8. When the job is finished, a subfolder named as “polymer_LAMMPS” will be created in the Project Navigator. This folder contains the input and output files of this LAMMPS job. Examine the input and output files. Select “polymer.dta” and “polymer.msd” files from the Project Navigator, then click Simulation/Trajectory Viewer to bring up the following dialog box:

Click OK to start a new window that replays the trajectory. The trajectory is played in a new window, you can use the same viewing options of DFF to translate, rotate, and zoom the models on the trajectory window.

Working On Protein and GROMACS

Models built using external software may need to be modified before assigning a force field. In this lesson, we will work on one example. A protein1.mol2 file is provided with this tutorial. The model does not have hydrogen atoms, so we will assign hydrogen atoms first.

1. Under “tutorials” project, right-click on “tutorialA4_Protein” folder and select add model command in the pulldown menu. In the "Open" dialog, set "Files of type" to “MOL2 Files (*.mol2)” and select “protein1.mol2”. Click Open to load both models.

2. In the Project Navigator, click the newly added model to view it in the main screen. The model does not have hydrogen atoms. Click Add Hydrogen button on the tool bar to add hydrogen atoms automatically.

3. Click TEAMFF/Admin command. Select “AMBER” force field type and “AMBER-General” force field. The, select protein1 in the Project Navigator and click TEAMFF/Assign command. Note that the selected force field, model (protein1), and output force field are listed in the dialog. Click OK to assign force field parameters. When the job is complete, a force field table appears. The force field type is AMBER and the typing rule is “Composed”, which means atom types have been successfully assigned. PREPARE THE MODEL

4. Select “Protein1.msd” from the Project Navigator and click Build/Charge Group. Set “Allow charge crossing a bond” parameter to “0.1” and click Execute.

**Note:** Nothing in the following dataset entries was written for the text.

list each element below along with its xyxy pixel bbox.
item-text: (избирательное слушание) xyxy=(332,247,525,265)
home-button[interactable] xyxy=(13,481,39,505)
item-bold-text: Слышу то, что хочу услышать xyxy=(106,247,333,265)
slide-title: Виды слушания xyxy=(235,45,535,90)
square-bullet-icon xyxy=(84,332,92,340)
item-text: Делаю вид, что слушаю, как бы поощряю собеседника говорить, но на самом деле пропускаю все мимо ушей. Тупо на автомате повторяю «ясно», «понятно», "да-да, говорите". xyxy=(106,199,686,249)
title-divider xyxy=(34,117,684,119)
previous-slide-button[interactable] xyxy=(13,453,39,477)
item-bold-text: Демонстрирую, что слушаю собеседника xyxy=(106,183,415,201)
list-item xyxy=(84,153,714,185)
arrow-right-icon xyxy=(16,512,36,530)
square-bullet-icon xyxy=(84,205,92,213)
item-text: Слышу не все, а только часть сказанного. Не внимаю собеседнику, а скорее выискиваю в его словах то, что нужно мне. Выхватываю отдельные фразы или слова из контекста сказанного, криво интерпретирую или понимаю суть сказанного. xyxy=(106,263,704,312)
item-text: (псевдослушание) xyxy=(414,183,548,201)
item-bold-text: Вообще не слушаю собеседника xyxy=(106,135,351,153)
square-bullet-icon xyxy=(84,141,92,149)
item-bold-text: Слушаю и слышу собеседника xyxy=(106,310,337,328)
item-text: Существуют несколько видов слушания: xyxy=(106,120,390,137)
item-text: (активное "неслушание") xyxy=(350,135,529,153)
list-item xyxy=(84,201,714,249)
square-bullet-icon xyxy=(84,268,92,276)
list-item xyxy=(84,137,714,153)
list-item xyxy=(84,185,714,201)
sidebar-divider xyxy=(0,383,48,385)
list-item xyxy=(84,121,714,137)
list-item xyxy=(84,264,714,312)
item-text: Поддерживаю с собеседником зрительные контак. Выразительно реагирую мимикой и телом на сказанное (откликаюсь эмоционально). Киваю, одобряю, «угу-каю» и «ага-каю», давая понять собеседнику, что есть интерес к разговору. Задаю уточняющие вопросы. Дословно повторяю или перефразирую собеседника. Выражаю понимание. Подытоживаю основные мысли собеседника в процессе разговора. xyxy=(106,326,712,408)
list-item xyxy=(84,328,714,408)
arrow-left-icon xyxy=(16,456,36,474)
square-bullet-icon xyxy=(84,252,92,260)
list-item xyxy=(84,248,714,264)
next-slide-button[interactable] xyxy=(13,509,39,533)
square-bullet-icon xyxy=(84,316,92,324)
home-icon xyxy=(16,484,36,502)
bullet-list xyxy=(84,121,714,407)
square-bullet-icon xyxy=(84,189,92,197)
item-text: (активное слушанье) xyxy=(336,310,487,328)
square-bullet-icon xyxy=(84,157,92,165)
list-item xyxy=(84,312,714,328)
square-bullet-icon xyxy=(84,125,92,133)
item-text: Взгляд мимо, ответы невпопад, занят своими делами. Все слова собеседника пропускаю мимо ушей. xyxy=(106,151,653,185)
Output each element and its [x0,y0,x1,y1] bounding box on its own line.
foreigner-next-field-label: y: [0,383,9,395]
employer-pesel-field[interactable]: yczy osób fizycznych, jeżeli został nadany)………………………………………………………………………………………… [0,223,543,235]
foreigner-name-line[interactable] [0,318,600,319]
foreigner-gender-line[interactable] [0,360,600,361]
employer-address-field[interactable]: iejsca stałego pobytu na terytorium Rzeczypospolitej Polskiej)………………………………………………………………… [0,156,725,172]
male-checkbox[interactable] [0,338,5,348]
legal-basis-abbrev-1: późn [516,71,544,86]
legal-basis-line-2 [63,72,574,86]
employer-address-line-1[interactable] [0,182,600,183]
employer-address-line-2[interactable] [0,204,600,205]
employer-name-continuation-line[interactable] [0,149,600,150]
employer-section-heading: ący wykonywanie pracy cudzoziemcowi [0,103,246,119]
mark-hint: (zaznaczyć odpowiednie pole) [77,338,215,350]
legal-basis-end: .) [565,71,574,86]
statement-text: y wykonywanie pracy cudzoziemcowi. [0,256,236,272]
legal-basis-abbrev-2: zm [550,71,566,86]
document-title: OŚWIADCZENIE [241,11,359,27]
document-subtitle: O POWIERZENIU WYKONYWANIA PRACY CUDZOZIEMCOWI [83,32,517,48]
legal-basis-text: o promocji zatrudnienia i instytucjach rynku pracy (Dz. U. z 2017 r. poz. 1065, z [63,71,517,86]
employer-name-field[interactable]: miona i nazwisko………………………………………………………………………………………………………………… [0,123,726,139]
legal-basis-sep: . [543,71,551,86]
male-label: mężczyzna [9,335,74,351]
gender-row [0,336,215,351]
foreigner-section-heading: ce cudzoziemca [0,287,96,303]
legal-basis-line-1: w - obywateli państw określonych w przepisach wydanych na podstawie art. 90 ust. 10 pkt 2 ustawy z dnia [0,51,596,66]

The text area shows the results indicating the largest group has 7 atoms. To define small charge group is essential. The groups do not have to be charge neutral, but the size may be an issue. For example, if the group is too large, GROMACS may fails.

5. Because hydrogen atoms were automatically added, the structure is not relaxed. If the configuration is submitted to GROMACS or LAMMPS, the simulation may fail. Therefore, we should relax this configuration first. To do so, select “Protein1.msd” and open Simulation/Optimization:

Click on “Nonbond Energy”, which opens the following dialog:

Select “Group Cutoff” and leave other options unchanged. Click OK to close this dialog. Click OK again in the “Optimization” dialog and watch as the energy value drops. When the job is done, the optimized model will be saved to a subfolder named “protein1_OPT”.

7. Now we are ready to submit a job to GROMACS. Click “protein1.msd” from the “protein1_OPT” folder. Make sure the force field is still associated and select Simulation/GROMACS command.

8. Using the default options, set the simulation steps to small numbers (e.g. 1000 steps), and click OK to start the job. The trajectory file will be saved as “protein1.dta”.

9. When the job is complete, a notice will pop up and a subfolder named “protein1_GROMACS” will be placed under the folder in which the job is started. Double-click on the files in this subfolder to see the results of the simulation. Open the “protein1_GROMACS” folder, right-click select Import, set the file type to “GROMACS Trajectory File”, and select “protein1.dta” to load the trajectory file into protein1.dta.

10. Select “protein1.msd” and protein1.dta, then click Simulation/Trajectory Viewer to see the trajectory.